Letzte Bearbeitung: 4. Februar 2021 um 14:45 Uhr.


2 Kommentare

  1. Feine Sache, da es in der Stadt immer mehr der wichtigen Luftreiniger an den Kragen geht. Aber vielleicht schafft es die SV bzw das Grünflächenamt ja auch mal, paar neue Bäume dort zu setzen, wo seit Jahren Kahlschlag in den Straßen Tauchas zu erleben ist. In den Straßen sowie nun auch an der Bürgeruhe. Da wir ein Baum nach dem anderen gerodet. Das diese Bäume für die leid geplagten Anwohner der B87 nun nicht mehr als Lärmschutz und Luftverbesserer dienen, dies wird als Kollateralschaden achselzuckend in Kauf genommen. Die Erkrankungen würden dies rechtfertigen. Fraglich ist diese Erklärung allemal, denn hier scheint man vorauseilend gleich mal alles zu kappen, was nur andeutungsweise verdächtig scheint. Und da helfen Pflanzungen in Parks wenig die abseits der Wohngebiete liegen. So begrüßenswert die Aktion von Reddy auch ist. Aber die Natur in der Stadt hat Null Lobby. Leider!

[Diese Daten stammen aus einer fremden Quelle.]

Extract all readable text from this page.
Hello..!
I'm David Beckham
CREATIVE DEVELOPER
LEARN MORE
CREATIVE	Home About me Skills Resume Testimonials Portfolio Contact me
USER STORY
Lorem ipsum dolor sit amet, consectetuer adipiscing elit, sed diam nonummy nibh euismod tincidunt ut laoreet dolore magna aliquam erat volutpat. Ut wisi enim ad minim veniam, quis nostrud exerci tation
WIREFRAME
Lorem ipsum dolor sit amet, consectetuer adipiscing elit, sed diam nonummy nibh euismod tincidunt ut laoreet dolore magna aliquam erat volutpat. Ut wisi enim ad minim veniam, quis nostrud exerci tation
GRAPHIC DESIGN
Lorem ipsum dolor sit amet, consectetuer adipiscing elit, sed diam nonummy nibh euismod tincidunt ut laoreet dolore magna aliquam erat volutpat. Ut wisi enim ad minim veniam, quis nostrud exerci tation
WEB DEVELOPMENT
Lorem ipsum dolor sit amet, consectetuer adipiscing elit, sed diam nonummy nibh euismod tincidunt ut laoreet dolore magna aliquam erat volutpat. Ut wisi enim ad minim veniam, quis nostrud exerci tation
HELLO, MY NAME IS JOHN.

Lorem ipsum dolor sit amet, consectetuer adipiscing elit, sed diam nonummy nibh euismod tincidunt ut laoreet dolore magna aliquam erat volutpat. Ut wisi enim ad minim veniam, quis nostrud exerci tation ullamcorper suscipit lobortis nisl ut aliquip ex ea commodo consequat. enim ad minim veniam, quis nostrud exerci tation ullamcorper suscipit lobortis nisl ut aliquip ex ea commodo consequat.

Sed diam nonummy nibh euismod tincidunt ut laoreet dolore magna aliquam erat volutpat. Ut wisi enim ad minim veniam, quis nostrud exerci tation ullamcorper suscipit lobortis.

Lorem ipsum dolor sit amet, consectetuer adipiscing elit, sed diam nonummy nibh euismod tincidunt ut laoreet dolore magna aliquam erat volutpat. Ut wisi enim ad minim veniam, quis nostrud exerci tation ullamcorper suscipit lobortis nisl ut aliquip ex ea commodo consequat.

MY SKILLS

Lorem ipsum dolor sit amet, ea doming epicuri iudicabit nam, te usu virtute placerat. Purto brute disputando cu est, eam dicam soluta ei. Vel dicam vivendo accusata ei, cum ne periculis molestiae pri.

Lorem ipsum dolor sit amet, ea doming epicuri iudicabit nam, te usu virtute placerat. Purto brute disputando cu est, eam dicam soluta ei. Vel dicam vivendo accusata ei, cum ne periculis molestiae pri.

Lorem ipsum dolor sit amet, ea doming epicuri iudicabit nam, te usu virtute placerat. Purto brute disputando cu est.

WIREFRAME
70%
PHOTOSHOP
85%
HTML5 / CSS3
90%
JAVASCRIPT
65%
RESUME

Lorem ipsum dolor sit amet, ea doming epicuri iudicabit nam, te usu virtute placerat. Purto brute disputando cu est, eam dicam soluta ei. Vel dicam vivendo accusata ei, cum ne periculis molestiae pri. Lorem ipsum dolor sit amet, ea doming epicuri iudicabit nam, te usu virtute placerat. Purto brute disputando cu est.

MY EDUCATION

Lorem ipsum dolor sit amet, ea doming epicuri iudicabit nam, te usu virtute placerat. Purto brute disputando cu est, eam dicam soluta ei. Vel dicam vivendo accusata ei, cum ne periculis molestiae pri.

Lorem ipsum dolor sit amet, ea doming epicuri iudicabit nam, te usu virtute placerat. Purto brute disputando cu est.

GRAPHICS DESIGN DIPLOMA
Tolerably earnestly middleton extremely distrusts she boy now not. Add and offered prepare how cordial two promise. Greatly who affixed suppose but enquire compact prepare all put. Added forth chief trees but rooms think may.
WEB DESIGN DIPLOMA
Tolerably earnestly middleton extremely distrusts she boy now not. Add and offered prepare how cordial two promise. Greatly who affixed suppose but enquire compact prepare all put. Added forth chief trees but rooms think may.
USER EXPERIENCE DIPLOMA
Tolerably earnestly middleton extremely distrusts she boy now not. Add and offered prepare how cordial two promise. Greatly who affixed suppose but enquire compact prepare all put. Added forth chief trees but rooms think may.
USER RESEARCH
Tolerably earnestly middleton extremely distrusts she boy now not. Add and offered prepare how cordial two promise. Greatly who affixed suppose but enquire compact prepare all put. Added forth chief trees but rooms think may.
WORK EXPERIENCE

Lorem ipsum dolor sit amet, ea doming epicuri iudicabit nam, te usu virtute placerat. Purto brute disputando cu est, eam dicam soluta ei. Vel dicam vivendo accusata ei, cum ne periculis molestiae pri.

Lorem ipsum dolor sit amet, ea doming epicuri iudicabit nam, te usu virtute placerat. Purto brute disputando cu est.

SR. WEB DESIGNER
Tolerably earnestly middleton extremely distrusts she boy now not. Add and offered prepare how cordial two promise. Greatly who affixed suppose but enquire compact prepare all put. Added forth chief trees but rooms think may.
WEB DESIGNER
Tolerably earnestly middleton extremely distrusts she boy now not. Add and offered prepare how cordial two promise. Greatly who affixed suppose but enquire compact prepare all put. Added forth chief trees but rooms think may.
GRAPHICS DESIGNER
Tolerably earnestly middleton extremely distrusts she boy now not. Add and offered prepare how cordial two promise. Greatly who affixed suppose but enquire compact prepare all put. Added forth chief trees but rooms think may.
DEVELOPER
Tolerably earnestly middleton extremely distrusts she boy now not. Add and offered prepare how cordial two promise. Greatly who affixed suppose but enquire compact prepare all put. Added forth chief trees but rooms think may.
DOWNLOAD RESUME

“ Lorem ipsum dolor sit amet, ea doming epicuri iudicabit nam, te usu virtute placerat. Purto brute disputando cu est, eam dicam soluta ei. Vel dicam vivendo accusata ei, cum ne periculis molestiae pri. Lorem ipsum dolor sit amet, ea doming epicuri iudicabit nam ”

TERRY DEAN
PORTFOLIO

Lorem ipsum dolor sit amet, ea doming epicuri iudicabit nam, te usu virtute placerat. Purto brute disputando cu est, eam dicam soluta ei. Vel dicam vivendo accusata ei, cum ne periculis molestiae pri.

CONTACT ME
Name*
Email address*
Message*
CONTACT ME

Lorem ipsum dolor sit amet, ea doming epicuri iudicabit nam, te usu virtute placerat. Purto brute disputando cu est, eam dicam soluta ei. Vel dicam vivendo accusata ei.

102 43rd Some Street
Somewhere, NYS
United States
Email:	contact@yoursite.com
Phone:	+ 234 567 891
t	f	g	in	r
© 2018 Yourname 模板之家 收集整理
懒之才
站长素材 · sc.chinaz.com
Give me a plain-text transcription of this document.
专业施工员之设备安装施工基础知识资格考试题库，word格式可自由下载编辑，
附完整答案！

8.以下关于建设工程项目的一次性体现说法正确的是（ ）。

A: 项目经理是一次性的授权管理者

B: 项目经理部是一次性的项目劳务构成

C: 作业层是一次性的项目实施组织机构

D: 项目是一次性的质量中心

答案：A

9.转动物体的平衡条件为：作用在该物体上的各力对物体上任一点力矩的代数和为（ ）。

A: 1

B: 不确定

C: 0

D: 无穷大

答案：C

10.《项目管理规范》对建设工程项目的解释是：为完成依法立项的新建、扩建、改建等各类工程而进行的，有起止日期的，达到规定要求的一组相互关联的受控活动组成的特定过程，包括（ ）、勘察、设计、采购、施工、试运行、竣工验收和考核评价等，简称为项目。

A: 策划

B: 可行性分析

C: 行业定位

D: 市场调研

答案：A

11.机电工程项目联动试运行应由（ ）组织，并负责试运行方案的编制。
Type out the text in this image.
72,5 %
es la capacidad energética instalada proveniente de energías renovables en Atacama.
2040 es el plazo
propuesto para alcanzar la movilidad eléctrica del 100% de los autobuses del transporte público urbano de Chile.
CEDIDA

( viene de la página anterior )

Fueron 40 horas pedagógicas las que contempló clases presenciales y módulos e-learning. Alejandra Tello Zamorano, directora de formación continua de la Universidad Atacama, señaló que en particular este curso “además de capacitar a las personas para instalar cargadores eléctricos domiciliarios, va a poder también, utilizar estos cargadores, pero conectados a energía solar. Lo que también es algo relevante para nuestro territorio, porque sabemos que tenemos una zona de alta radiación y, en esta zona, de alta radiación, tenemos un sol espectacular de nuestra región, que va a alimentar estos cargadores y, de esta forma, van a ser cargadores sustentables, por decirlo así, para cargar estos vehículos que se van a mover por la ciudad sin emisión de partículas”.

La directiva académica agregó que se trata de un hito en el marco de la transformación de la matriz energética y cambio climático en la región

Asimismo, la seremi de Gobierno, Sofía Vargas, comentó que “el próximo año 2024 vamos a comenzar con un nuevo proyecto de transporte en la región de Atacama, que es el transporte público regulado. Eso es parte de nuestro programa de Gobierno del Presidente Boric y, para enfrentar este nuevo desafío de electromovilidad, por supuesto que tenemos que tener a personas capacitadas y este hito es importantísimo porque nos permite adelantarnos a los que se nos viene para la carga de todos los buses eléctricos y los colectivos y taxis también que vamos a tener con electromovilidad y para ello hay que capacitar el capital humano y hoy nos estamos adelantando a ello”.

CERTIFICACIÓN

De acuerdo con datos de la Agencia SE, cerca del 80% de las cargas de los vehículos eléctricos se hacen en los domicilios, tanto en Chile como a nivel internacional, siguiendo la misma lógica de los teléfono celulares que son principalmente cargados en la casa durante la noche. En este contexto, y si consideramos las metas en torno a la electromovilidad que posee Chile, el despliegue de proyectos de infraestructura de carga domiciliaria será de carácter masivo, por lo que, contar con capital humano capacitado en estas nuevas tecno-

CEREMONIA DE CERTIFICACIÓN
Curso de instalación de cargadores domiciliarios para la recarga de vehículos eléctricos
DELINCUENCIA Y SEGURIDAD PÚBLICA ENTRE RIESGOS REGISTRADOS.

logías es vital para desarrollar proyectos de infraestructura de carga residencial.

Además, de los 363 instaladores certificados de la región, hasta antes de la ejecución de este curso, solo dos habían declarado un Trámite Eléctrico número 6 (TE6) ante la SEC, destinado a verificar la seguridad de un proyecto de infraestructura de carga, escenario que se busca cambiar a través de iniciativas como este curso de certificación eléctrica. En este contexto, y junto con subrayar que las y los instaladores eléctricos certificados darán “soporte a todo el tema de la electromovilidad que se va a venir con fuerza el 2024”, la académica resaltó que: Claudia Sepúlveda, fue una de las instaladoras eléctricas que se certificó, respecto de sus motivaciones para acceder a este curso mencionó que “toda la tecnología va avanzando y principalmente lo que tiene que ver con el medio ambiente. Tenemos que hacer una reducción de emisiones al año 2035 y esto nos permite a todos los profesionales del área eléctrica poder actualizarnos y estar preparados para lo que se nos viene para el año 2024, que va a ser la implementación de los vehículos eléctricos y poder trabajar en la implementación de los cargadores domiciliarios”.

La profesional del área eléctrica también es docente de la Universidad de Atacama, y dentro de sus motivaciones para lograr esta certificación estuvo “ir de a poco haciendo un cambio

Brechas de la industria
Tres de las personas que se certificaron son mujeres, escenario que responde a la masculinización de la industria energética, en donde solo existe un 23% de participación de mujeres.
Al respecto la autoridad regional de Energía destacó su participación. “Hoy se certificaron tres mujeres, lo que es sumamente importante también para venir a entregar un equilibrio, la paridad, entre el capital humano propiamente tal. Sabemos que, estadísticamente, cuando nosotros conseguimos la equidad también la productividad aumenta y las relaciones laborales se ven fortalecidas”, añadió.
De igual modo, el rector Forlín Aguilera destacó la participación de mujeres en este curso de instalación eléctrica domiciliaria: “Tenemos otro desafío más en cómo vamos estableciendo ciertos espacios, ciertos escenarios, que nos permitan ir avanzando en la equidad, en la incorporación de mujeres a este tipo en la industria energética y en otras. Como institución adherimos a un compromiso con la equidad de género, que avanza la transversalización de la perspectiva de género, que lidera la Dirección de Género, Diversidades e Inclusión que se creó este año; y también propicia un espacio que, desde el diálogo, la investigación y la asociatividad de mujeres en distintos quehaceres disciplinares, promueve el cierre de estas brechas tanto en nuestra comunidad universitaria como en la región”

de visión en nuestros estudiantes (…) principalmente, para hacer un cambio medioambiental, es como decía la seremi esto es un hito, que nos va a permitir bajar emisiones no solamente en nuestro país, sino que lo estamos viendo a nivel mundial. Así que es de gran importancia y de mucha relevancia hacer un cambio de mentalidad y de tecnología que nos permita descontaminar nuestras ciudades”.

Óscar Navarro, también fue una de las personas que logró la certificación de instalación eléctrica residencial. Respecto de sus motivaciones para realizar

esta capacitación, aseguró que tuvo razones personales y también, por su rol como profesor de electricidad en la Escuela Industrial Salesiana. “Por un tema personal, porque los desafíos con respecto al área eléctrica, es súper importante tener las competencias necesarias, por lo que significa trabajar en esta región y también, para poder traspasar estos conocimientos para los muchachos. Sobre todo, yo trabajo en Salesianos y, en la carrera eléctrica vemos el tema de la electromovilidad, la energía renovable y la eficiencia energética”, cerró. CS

  2. Die Baumfällungen in der Anlage „Bürgerruhe“ mussten aufgrund der nicht mehr zu gewährleisteten Verkehrssicherheit erfolgen. Wenn große Bäume nicht mehr standsicher aufgrund Krankheit, Pilzbefall oder großen Defektstellen sind, ist der Baumeigentümer verpflichtet, die Verkehrssicherheit herzustellen und die Bäume zu entnehmen.
    Diese Entscheidungen fallen uns als Stadtverwaltung nicht leicht, da jeder Baum, der gefällt werden muss, ein großer Verlust für uns ist.
    Selbstverständlich werden in der Bürgerruhe im Frühjahr neue Bäume nachgepflanzt. Dies kann witterungsbedingt frühestens im März erfolgen.
    Für alle, denen die jungen Bäume eine Herzensangelegenheit ist: Jeder Baum freut sich in den Trockenzeiten über eine zusätzliche Wassergabe durch einen engagierten Anwohner!